Clemson graduate student engineers are part of a collaborative multidisciplinary team working with the people of a small rural village in Belize to provide “free” sustainable energy for the village by converting food waste into fuel for cooking.

Shakira Hobbs, a PhD candidate in the Glenn Department of Civil Engineering, first visited Sittee River Village in Belize while she was an undergraduate at the University of Maryland studying abroad. “I stayed in touch with one of the community leaders, Shelmadene Robinson, via Facebook, and she asked me several times to come back and do a sustainability project with them,” Hobbs explained.

Hobbs traveled to Sittee River this summer, along with Clemson University industrial engineering PhD candidate Myrtede Alfred and Arizona State University sustainable engineering PhD student Evvan Morton.

“Our goal for this trip,” said Hobbs, “was to determine how much food waste was produced in the village and the resorts nearby, and how much of the waste could be converted to methane.” The villagers currently use butane, which is non-renewable energy source and relatively expensive. By converting food waste to methane, the village would be less dependent on fossil fuels, and the residents would not have to spend as much of their income on fuel.

“We discovered that the amount of waste produced in the village and in nearby resorts is enough to displace the dependency on butane for cooking altogether,” said Hobbs.

As it decays, food waste produces a mixture of gases (biogas) including a high concentration of methane. This methane is a major component of the natural gas that is commonly used as fuel. Biogas generated by food waste decay can be captured and optimized through anaerobic digestion.

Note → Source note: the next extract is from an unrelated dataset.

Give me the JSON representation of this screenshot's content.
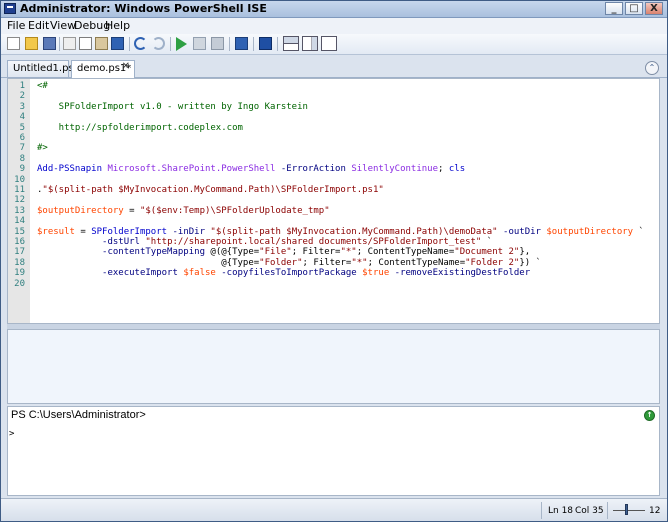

The team is planning to return to the village in 2017 to build and install a prototype digester at the local school. “We have received encouragement and support from Clemson and we are truly grateful,” said Hobbs. “Honestly, I do not see this project ending, but continually evolving. Waste management in developing countries is often such a highly complex problem that combines social, political, environmental and technological dimensions that have no particular solution. As the waste management needs of the village change, our strategies and goals should change as well. We use adaptive management technique skills like multicultural dialogue, targeted intervention and techno-social differentiation to understand the dynamic needs and goals of the community.

Hobbs and Morton were awarded an NSF Integrative Graduate Education and Research Traineeship: Solar Utilization Network (IGERT-SUN) Competitive Innovation Fund award from Arizona State to cover the cost of research trips to Sittee River. Myrtede Alfred, who was asked to join the team to lend her expertise in safety and usability of technology, was funded by the PEER/WISE Center and by Dr. Amy E. Landis, Thomas F. Hash 69 Endowed Chair in Sustainable Development and professor in the Glenn Department of Civil Engineering.

The team’s trip to Belize also presented an opportunity to expand the engineering pipeline to children who are excited about science and engineering “by teaching the engineering design process at the village’s summer school program,” explained Hobbs. The graduate students teamed up with about 30 students of all ages, working on hands-on projects that demonstrated how the design process can help repurpose materials that would otherwise be considered garbage.

Hobbs said “the community buy-in and support of the project is phenomenal, which is important to the success of any project like this. We really pride ourselves on empowering the community and developing organic relationships. While we were in Belize, we participated in cancer walks, summer school programs, softball games, and a birthday party. We want community members to find value in our research project so that it can be sustained. We approached this project as graduate students working with members of Sittee River Village to combine their expertise and experience with our education and research to develop sustainable waste to energy solutions.”